屍人荘の殺人
本日の朝日新聞読書欄「売れてる本」コーナーに、ぼくの書いた今村昌弘『屍人荘の殺人』の紹介=書評が載っています。本格ミステリの新人にあたえられる鮎川哲也賞を受けたほか、その後も「このミステリーがすごい!」(宝島社)、「週刊文春ベスト10」(文藝春秋)、「本格ミステリベスト10」(原書房)の三冠を獲得した「いわくつき」の傑作。さきごろの年末年始の読書用にとさらに売れ行きをのばした由だ。
ご存知のようにこの本、ネタバレ厳禁物件だ。本格ミステリの枠組を、ある超常現象が包囲するのだが、その現象をたとえ×××と伏字にしても驚愕を重んじる読者にはネタバレを結果するという、神経質で物騒な対象なのだった。いわば周辺を付帯的に説明するだけで、紹介では読書意欲を掻き立てなければならない。しかもネット上にはすでに、得意満面な書評・感想も陸続していて、それらとの内容重複も避けなければならない…。書きにくいといったら、なんの。

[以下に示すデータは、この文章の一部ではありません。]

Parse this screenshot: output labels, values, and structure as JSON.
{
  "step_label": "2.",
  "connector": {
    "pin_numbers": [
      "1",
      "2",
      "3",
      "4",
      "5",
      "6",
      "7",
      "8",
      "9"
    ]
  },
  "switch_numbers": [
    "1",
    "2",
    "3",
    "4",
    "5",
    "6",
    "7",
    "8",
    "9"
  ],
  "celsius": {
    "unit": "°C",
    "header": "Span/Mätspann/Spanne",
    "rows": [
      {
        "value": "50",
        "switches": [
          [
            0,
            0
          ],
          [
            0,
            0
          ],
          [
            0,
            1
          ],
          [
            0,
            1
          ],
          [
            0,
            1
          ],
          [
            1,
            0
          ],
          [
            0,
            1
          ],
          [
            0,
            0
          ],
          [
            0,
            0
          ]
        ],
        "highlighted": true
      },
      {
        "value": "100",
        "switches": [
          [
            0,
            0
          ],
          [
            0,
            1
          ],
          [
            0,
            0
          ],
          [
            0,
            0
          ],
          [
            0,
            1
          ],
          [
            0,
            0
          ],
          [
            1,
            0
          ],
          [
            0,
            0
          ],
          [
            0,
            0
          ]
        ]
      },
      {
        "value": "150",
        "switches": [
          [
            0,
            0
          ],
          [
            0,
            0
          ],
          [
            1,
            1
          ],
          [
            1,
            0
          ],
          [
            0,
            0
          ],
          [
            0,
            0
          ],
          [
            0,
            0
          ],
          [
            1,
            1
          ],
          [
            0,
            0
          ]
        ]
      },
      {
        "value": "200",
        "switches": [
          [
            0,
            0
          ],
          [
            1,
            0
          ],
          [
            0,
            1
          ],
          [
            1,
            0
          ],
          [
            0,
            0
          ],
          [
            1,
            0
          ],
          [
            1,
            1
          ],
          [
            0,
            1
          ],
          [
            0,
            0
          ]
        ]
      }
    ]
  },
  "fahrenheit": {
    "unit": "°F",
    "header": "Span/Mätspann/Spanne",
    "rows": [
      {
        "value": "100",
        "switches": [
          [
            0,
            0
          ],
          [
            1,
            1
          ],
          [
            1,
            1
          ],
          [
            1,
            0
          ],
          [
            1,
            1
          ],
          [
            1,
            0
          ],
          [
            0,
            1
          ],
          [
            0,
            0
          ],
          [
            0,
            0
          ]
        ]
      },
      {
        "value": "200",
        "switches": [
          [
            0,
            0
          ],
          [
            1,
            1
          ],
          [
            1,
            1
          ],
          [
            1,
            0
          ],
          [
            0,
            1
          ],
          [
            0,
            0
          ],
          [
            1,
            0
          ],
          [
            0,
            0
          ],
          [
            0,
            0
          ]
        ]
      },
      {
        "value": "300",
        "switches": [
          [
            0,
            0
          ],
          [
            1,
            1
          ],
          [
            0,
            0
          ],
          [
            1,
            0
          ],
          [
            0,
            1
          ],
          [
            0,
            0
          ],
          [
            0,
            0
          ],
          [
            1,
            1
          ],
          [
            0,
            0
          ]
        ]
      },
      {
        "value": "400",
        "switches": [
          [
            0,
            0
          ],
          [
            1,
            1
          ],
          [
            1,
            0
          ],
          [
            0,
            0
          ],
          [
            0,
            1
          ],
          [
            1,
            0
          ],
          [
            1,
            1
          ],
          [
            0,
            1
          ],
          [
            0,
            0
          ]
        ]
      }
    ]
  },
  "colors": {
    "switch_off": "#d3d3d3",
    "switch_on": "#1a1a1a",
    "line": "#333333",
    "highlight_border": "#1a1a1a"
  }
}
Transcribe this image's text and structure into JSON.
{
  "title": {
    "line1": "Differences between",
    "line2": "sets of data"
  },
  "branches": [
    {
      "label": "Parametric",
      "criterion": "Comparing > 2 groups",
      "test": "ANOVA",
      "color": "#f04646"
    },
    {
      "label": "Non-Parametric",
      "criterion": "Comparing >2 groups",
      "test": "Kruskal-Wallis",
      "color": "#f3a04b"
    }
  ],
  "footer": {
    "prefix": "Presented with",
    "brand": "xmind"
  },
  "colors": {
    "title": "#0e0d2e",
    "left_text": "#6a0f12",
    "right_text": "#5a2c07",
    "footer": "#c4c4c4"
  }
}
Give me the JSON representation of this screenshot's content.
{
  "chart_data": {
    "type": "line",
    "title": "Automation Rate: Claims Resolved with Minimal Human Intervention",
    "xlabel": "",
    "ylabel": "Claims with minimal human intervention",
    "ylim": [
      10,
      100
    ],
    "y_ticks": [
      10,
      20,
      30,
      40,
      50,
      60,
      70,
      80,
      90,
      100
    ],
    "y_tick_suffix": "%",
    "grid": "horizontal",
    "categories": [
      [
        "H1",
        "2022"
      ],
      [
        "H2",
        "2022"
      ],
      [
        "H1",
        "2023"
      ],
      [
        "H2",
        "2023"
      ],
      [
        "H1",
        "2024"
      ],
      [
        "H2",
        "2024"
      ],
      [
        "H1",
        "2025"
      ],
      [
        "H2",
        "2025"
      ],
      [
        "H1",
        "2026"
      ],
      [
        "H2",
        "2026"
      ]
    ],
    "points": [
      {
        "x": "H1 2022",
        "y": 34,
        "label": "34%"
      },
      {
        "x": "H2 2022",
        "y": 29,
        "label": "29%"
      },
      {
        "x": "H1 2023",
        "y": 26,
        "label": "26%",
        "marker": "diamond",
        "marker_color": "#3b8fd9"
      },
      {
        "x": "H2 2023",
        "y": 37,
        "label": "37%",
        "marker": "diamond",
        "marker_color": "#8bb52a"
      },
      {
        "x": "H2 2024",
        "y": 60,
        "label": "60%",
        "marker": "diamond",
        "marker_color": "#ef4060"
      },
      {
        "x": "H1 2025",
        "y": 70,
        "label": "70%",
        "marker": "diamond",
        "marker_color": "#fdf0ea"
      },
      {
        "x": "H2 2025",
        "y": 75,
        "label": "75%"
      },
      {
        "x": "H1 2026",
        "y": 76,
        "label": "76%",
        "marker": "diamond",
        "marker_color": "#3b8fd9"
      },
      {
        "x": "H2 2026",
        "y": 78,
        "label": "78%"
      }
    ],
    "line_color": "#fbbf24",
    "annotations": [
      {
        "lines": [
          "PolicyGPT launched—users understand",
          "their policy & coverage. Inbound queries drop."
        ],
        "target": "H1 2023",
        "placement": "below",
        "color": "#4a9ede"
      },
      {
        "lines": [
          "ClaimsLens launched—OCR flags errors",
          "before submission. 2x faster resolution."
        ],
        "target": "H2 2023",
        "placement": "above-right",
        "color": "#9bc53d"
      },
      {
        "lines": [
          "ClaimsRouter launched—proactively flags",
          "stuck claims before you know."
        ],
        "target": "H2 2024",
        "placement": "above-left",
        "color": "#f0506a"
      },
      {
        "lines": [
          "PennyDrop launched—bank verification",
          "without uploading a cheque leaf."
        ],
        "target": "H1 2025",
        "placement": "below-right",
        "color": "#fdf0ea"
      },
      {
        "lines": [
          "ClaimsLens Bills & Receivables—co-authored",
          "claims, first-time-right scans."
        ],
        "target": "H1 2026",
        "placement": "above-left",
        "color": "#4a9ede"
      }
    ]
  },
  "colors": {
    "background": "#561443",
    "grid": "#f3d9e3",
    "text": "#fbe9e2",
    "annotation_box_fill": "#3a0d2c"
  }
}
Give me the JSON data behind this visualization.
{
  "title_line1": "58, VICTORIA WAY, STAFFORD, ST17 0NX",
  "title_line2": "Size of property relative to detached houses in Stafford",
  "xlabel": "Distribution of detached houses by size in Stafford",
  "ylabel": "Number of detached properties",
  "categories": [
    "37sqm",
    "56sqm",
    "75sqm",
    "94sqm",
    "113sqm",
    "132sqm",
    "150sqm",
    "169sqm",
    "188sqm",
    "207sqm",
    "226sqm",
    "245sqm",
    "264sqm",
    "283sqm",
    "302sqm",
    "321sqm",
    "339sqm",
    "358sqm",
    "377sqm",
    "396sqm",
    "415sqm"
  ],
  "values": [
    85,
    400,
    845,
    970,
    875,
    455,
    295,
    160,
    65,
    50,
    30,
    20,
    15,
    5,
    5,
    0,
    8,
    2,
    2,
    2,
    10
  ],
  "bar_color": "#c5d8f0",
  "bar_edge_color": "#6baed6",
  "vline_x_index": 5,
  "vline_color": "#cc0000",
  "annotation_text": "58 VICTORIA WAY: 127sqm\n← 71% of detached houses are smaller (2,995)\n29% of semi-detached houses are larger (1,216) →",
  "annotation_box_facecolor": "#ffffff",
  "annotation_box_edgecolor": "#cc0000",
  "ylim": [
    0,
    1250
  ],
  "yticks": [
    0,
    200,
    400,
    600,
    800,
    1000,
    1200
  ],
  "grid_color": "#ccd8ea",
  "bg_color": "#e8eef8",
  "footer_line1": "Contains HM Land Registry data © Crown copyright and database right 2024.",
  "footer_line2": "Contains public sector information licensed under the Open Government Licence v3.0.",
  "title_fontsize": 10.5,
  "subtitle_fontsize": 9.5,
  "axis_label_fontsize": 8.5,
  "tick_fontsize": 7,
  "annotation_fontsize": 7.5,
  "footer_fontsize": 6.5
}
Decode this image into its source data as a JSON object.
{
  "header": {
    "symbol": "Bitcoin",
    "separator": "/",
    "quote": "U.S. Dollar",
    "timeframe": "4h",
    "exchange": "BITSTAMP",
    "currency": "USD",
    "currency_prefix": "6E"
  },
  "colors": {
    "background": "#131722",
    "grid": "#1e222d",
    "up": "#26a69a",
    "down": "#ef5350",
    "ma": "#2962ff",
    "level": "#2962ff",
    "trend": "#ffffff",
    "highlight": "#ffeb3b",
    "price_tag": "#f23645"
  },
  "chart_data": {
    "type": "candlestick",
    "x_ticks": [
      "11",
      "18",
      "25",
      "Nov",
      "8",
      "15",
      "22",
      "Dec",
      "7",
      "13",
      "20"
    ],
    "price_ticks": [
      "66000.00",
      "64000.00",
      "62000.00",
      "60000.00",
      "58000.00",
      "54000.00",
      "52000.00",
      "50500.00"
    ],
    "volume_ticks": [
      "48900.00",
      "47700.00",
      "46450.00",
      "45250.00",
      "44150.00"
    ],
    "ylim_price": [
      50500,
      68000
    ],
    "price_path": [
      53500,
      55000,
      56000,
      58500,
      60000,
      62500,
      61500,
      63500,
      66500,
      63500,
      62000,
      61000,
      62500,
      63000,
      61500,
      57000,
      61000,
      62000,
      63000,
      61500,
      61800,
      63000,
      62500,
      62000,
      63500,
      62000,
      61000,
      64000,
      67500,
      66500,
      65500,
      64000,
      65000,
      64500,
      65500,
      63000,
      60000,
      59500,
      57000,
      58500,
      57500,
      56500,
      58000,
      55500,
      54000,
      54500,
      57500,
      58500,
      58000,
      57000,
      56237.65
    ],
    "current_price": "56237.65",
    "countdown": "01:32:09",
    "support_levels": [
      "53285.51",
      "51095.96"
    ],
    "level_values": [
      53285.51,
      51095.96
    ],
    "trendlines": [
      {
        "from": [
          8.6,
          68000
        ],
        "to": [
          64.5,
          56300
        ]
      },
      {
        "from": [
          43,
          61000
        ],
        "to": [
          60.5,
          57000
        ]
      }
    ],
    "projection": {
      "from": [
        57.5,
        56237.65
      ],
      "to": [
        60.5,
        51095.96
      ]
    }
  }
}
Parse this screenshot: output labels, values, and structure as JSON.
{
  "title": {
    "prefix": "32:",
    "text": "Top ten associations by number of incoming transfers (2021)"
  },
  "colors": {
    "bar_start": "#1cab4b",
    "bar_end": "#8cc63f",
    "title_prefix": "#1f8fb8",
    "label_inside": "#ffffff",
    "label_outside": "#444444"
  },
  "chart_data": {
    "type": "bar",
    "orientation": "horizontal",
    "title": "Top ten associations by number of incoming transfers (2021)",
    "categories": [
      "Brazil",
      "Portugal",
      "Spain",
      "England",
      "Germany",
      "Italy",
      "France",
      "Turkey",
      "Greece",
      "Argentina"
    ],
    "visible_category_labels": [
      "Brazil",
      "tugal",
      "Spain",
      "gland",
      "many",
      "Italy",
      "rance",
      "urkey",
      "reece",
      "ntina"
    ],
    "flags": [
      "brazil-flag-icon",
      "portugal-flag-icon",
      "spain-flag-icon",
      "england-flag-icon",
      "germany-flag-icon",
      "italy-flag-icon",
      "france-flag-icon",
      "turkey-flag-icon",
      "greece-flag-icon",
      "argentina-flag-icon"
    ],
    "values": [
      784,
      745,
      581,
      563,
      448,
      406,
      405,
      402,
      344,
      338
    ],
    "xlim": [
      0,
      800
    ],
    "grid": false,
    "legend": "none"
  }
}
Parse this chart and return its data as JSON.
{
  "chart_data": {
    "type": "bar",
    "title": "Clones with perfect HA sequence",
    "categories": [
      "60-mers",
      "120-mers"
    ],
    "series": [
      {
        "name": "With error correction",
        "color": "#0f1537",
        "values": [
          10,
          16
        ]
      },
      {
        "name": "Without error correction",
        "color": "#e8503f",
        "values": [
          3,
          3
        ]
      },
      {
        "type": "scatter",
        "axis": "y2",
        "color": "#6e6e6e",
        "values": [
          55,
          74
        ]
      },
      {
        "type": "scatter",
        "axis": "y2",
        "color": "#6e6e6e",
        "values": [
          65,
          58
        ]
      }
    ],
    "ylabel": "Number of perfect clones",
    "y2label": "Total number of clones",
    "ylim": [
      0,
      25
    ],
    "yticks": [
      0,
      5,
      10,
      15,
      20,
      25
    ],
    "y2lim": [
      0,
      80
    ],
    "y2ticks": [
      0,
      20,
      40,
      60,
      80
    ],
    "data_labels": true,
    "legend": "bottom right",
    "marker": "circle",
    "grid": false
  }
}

ま、それらの難関をクリアして、ミステリにつよいとはいえないぼくが、記事を書いた。女房いわく、よくこれだけ縛りのある条件で、わかりやすく、そそる原稿を仕上げたと。朝日の文化部周辺も、書評を読むと、現物を読みたくてたまらなくなると。自分としては低回飛行をしいられたつもりだったが、うれしい反応が囲んだ。ぜひ読まれたし。
原稿は数字「2」をつきつけて、原初的なテマティスム構造批評を展開している。最近こういう文章がなかったから、朝日のひとたちにも目新しかったのか。字数制限もあって書けなかったけど、「2」の最大要素は、今村昌弘の文章が、可読性と衒学性との「2」を融合している点だろう。既存映画ジャンル論との連関もあって、それを担当する人物「重光充」の存在も得難いが、ほんとうは作者自身がメタレベルで作品の位置を「説明」するから、この手のものに慣れない読者も読解誘導されてしまう点が最も売れ行きに貢献しているはずだ。
もうひとつ。昨日の北海道新聞夕刊「サブカルの海」では瀬々敬久監督の話題につき、三題噺で書いた。以前にここで書いた『7年越しの花嫁』『最低。』『ヘヴンズストーリー』についての論考を「綜合」したもの。内容が気になるひとは、それらを(再)参照してください。